- The Washington Times - Friday, January 13, 2006

MOSUL, Iraq — Insurgents apparently shot down a U.S. Army reconnaissance helicopter in this northern city yesterday, killing its two pilots, in the second fatal helicopter crash in Iraq in less than a week.

One witness said he heard machine-gun fire before the helicopter crashed, and children told soldiers that the sound of gunfire came from three or four directions and that the helicopter was flying erratically, possibly trying to evade it.

The crash came as Lt. Gen. John R. Vines, chief of the Multinational Corps Iraq, predicted increased attacks around Iraq when final election results are released next week. At least 500 persons and more than 50 U.S. troops have been killed since the Dec. 15 elections.

Gen. Vines, the second-highest-ranking general in Iraq, said from Baghdad’s Camp Victory that there were indications the OH-58 Kiowa was shot down. “The indicators are that it was due to hostile fire.”

The armed helicopter was on combat patrol just outside Forward Operating Base Courage when it went down in Mosul, 225 miles northwest of Baghdad, the military said.

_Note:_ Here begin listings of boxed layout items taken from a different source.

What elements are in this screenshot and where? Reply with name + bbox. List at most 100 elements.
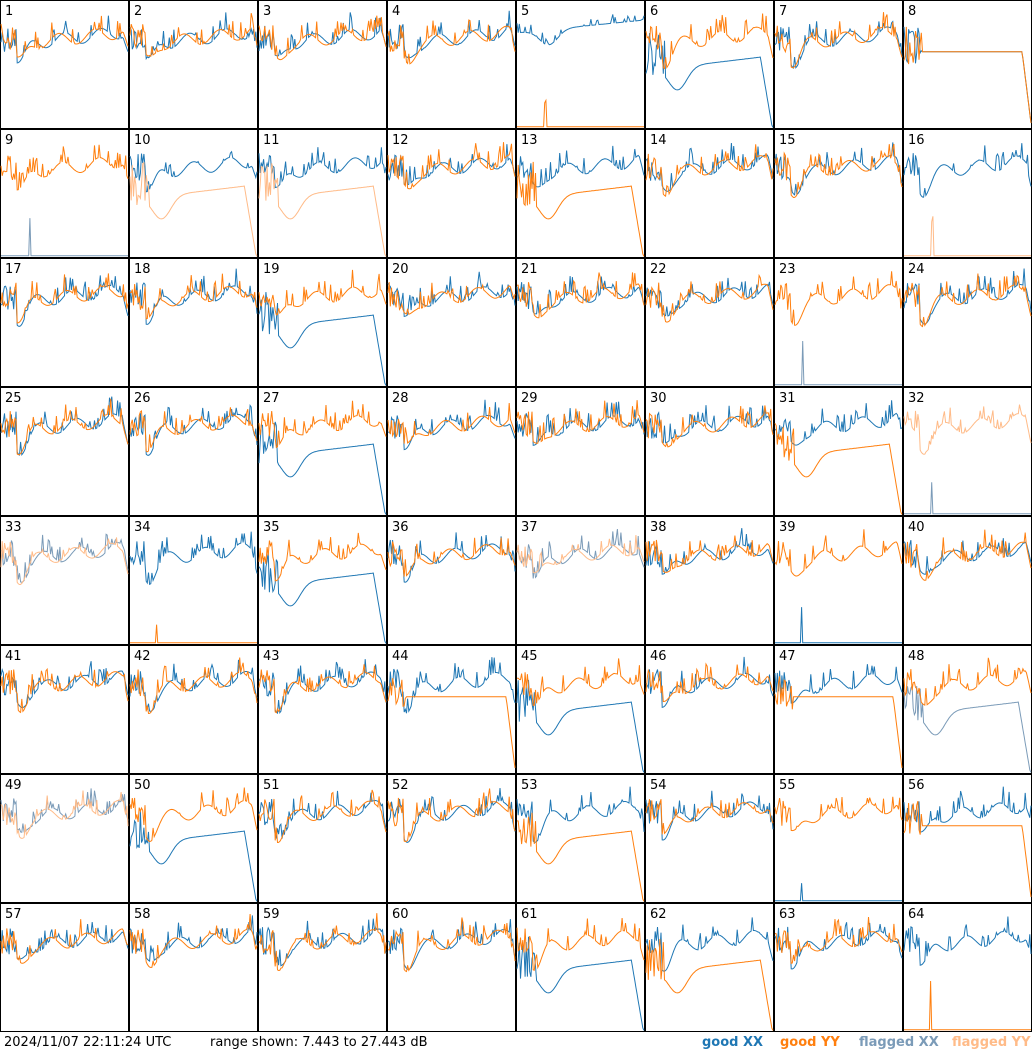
panel-number: 19 <box>263 262 280 277</box>
panel-13: 13 <box>516 129 645 258</box>
panel-frame <box>258 516 387 645</box>
panel-6: 6 <box>645 0 774 129</box>
trace-flagged-xx <box>516 529 645 579</box>
panel-frame <box>645 645 774 774</box>
trace-good-yy <box>774 423 903 515</box>
trace-good-yy <box>387 537 516 577</box>
panel-number: 9 <box>5 133 13 148</box>
panel-frame <box>903 903 1032 1032</box>
panel-11: 11 <box>258 129 387 258</box>
trace-good-yy <box>774 271 903 326</box>
trace-good-yy <box>516 918 645 971</box>
trace-good-xx <box>0 921 129 960</box>
panel-4: 4 <box>387 0 516 129</box>
panel-number: 25 <box>5 391 22 406</box>
panel-frame <box>774 516 903 645</box>
trace-good-xx <box>258 292 387 386</box>
panel-number: 47 <box>779 649 796 664</box>
trace-good-xx <box>387 399 516 451</box>
panel-47: 47 <box>774 645 903 774</box>
panel-32: 32 <box>903 387 1032 516</box>
trace-flagged-yy <box>258 163 387 257</box>
trace-good-xx <box>387 787 516 843</box>
trace-good-yy <box>387 788 516 843</box>
panel-48: 48 <box>903 645 1032 774</box>
panel-number: 35 <box>263 520 280 535</box>
panel-number: 57 <box>5 907 22 922</box>
panel-number: 16 <box>908 133 925 148</box>
trace-good-xx <box>774 400 903 446</box>
trace-good-yy <box>645 798 774 835</box>
trace-good-yy <box>774 143 903 199</box>
panel-frame <box>129 903 258 1032</box>
panel-22: 22 <box>645 258 774 387</box>
panel-frame <box>258 903 387 1032</box>
trace-good-xx <box>774 664 903 704</box>
panel-number: 28 <box>392 391 409 406</box>
trace-good-yy <box>645 405 774 448</box>
panel-number: 50 <box>134 778 151 793</box>
panel-number: 44 <box>392 649 409 664</box>
trace-good-xx <box>258 12 387 57</box>
panel-number: 43 <box>263 649 280 664</box>
trace-good-yy <box>129 273 258 320</box>
panel-number: 58 <box>134 907 151 922</box>
panel-number: 64 <box>908 907 925 922</box>
panel-frame <box>516 258 645 387</box>
trace-good-yy <box>774 796 903 832</box>
panel-60: 60 <box>387 903 516 1032</box>
trace-good-xx <box>645 33 774 128</box>
panel-frame <box>903 645 1032 774</box>
trace-good-yy <box>129 407 258 453</box>
panel-number: 31 <box>779 391 796 406</box>
trace-flagged-yy <box>129 161 258 257</box>
trace-good-yy <box>516 272 645 319</box>
panel-2: 2 <box>129 0 258 129</box>
trace-good-xx <box>258 659 387 715</box>
panel-frame <box>129 774 258 903</box>
panel-number: 37 <box>521 520 538 535</box>
trace-good-yy <box>645 662 774 703</box>
panel-21: 21 <box>516 258 645 387</box>
panel-number: 15 <box>779 133 796 148</box>
trace-good-xx <box>387 657 516 714</box>
trace-good-xx <box>903 143 1032 198</box>
panel-31: 31 <box>774 387 903 516</box>
trace-good-yy <box>0 398 129 456</box>
panel-18: 18 <box>129 258 258 387</box>
panel-62: 62 <box>645 903 774 1032</box>
panel-frame <box>645 903 774 1032</box>
trace-good-xx <box>516 786 645 843</box>
panel-37: 37 <box>516 516 645 645</box>
trace-good-xx <box>774 142 903 196</box>
panel-number: 24 <box>908 262 925 277</box>
trace-good-yy <box>387 917 516 973</box>
trace-good-yy <box>0 273 129 324</box>
trace-good-xx <box>516 276 645 315</box>
trace-good-xx <box>775 883 902 902</box>
panel-10: 10 <box>129 129 258 258</box>
trace-good-yy <box>516 812 645 902</box>
panel-19: 19 <box>258 258 387 387</box>
panel-number: 22 <box>650 262 667 277</box>
panel-8: 8 <box>903 0 1032 129</box>
panel-23: 23 <box>774 258 903 387</box>
trace-flagged-yy <box>903 404 1032 455</box>
panel-20: 20 <box>387 258 516 387</box>
panel-5: 5 <box>516 0 645 129</box>
panel-frame <box>903 129 1032 258</box>
trace-good-yy <box>258 269 387 316</box>
trace-good-xx <box>129 150 258 193</box>
panel-number: 29 <box>521 391 538 406</box>
panel-number: 12 <box>392 133 409 148</box>
trace-good-yy <box>645 273 774 323</box>
panel-57: 57 <box>0 903 129 1032</box>
panel-53: 53 <box>516 774 645 903</box>
panel-number: 32 <box>908 391 925 406</box>
panel-number: 45 <box>521 649 538 664</box>
legend-good-yy: good YY <box>780 1035 840 1050</box>
trace-flagged-yy <box>516 535 645 574</box>
panel-59: 59 <box>258 903 387 1032</box>
trace-flagged-xx <box>903 683 1032 773</box>
panel-number: 20 <box>392 262 409 277</box>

The crash deaths bring to at least 2,214 the number of U.S. service members killed in Iraq since the beginning of the war in March 2003, according to an Associated Press count.

The helicopter crash came nearly a week after a Black Hawk helicopter carrying eight U.S. troops and four American civilians went down near the northern city of Tal Afar, killing all aboard. Pentagon officials said the cause of that crash is still being investigated, although bad weather was reported in the area at the time.

In Baqouba, 35 miles northeast of Baghdad, a car bomb exploded near a police patrol, killing two officers and wounding six persons.

Elsewhere, hundreds of Iraqi police candidates left restive Anbar province yesterday for training in the capital, including 200 men who survived a suicide bombing last week that killed 58 persons.

The 400 police candidates left in a convoy from Ramadi, an insurgent hotbed where a suicide bomber hit applicants at a police recruitment center on Jan. 5, killing more than 30 people.

The U.S. military has predicted more violence for Iraq in the weeks ahead as the country’s splintered politicians and religious groups struggle to form a government.

“We know the jihadists will attempt to attack the institutions of government probably when the results are announced to show their disdain for the democratic process,” Gen. Vines told Pentagon reporters during a videoconference.

While the past three days have been generally quiet, as the country observes the Islamic feast of sacrifice, Eid al-Adha, Gen. Vines said the insurgents “have not given up. They have not gone away. They have not gone home.”

Final election results have been delayed by Sunni Arab complaints of fraud, but are expected next week. Although leading politicians have expressed the hope a government could be formed in February, most analysts and officials agree it could take two to three months to do so, as it did last January after elections.